For years, tech companies have received demands from federal law enforcement for users’ data — and they’ve had to keep those demands a secret. Today, Yahoo is finally able to share three of the National Security Letters it has received from the FBI.
The release of the three letters is the first time a tech company has been able to disclose specifics about the NSLs it has received; previously the government has only allowed companies to say how many such demands they’ve received in ranges of zero to 499.

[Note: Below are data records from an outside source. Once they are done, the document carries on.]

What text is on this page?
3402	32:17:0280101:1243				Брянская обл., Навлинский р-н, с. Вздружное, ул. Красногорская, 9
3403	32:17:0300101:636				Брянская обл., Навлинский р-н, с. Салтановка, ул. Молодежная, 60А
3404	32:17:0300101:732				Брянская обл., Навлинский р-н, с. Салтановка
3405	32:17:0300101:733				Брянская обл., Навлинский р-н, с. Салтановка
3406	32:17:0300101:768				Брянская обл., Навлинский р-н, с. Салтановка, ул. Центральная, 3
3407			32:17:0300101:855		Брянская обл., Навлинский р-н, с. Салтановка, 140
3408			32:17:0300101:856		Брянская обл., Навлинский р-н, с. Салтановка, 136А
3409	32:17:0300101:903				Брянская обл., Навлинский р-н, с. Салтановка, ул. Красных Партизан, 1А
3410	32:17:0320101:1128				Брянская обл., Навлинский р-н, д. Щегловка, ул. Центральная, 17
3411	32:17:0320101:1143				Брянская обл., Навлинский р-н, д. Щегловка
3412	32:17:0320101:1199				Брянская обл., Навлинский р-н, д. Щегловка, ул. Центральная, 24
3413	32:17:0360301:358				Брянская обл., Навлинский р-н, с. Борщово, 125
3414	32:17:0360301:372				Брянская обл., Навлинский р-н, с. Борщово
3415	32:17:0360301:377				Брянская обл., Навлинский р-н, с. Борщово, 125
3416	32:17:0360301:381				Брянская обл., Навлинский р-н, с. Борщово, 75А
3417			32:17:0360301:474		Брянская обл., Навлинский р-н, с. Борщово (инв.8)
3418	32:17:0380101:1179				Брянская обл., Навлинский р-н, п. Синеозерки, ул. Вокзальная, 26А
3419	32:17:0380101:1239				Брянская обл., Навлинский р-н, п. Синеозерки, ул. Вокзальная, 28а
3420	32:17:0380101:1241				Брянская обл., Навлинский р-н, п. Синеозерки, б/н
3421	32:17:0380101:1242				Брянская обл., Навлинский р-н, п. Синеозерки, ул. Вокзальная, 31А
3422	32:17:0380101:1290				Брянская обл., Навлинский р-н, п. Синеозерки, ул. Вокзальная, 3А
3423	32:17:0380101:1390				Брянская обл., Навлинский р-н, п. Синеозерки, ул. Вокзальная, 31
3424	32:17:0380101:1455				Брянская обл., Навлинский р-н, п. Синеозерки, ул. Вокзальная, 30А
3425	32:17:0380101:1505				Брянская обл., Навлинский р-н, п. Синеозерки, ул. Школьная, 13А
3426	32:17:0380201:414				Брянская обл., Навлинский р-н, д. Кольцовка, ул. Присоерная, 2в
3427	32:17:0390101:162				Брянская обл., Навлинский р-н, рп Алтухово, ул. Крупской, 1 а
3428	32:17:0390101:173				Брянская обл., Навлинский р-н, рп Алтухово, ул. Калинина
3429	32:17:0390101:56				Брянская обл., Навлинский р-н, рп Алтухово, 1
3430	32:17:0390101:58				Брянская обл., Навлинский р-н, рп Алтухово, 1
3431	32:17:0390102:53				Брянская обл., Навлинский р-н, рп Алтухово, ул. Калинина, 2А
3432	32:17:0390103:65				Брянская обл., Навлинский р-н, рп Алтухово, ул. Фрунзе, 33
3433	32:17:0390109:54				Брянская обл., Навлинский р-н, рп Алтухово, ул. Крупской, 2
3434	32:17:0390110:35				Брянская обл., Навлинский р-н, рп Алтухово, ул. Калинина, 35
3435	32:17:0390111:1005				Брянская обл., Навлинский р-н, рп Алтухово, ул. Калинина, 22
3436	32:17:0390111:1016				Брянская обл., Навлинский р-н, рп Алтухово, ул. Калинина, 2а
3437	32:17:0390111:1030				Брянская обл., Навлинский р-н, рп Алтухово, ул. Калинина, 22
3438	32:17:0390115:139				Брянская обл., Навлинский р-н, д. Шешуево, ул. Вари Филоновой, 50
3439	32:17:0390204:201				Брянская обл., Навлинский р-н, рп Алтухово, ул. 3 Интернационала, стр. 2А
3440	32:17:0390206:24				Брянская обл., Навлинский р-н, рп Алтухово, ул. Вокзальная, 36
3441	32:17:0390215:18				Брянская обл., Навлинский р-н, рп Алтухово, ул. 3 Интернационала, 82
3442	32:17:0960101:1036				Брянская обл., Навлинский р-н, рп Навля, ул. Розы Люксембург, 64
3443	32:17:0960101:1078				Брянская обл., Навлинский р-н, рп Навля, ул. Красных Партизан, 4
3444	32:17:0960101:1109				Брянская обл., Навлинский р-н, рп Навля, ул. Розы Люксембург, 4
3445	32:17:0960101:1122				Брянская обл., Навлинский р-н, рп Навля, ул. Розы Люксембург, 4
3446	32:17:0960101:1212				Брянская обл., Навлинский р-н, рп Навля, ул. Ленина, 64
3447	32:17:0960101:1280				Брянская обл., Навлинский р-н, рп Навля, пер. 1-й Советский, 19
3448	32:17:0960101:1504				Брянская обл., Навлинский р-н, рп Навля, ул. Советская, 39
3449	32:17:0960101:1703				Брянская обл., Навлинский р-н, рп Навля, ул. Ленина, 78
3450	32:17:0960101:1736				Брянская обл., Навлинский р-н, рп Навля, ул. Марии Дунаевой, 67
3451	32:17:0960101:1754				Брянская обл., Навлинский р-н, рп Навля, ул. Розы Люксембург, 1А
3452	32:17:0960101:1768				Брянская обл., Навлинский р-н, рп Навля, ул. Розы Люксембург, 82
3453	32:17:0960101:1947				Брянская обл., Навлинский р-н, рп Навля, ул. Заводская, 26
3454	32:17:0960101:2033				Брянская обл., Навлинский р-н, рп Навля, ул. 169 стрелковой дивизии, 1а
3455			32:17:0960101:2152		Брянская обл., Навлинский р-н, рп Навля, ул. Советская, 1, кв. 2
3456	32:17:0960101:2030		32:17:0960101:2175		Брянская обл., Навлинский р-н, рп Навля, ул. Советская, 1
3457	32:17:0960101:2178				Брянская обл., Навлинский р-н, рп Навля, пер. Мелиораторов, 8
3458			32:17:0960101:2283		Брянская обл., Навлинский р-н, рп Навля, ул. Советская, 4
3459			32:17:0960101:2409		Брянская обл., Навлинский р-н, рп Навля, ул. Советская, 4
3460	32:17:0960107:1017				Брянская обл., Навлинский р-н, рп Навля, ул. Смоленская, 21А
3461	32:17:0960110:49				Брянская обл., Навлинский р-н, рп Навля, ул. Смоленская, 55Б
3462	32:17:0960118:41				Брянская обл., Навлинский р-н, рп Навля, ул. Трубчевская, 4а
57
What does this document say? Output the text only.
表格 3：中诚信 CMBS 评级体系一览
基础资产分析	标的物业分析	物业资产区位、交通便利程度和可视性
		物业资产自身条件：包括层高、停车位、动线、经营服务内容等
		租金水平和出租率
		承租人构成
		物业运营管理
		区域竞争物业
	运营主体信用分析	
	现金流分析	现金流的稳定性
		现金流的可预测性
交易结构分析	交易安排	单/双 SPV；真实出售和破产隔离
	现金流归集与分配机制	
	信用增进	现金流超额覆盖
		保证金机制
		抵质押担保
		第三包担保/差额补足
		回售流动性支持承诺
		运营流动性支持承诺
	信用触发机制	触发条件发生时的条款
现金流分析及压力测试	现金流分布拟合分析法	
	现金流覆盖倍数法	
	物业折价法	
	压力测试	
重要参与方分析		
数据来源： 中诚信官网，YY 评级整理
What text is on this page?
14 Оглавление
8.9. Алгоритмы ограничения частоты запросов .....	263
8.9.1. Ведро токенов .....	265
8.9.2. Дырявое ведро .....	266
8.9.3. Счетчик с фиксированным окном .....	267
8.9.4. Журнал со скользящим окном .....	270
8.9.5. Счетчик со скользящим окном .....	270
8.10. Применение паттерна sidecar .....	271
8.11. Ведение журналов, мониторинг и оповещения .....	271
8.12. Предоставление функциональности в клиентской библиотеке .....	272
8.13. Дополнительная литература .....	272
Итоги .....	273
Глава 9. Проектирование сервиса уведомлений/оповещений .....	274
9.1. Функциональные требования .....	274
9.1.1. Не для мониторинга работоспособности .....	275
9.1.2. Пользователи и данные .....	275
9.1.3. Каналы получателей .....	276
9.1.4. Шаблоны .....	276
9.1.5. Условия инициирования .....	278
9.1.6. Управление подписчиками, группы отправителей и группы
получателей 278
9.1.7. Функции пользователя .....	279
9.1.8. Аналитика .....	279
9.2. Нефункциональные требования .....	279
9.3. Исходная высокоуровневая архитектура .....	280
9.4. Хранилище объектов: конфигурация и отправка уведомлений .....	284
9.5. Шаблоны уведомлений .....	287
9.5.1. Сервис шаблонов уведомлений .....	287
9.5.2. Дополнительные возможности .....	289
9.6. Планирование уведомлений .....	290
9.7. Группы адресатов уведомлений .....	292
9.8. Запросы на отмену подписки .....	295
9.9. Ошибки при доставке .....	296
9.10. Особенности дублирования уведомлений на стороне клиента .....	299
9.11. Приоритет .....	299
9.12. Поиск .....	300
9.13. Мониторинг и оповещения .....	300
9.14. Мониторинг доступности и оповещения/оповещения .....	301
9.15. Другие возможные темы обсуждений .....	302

Yahoo credited the disclosure to the recent passage of the USA Freedom Act. “We’re able to disclose details of these NSLs today because, with the enactment of the USA Freedom Act, the FBI is now required to periodically assess whether an NSL’s nondisclosure requirement is still appropriate, and to lift it when not,” Yahoo’s head of global law enforcement, security, and safety Chris Madsen wrote in a blog post announcing the disclosure. “We believe this is an important step toward enriching a more open and transparent discussion about the legal authorities law enforcement can leverage to access user data.”
Two of the letters Yahoo revealed came from the Dallas FBI office in 2013. The third letter came from the Charlotte FBI office in 2015. The names and accounts of the users targeted in the NSLs are redacted, but Madsen says Yahoo informed the users directly that they were the subject of an NSL.
Despite the redactions, the disclosure highlights how far-reaching the government’s requests for user data can be. The NSLs required Yahoo to provide the names, addresses and length of service for each account. One of the letters also asked for associated bank accounts, IP addresses and other email accounts related to the user.
According to Madsen, Yahoo provided the name, address and length of service information in response to two of the letters; for the third letter, Yahoo was unable to respond because the requested account did not exist.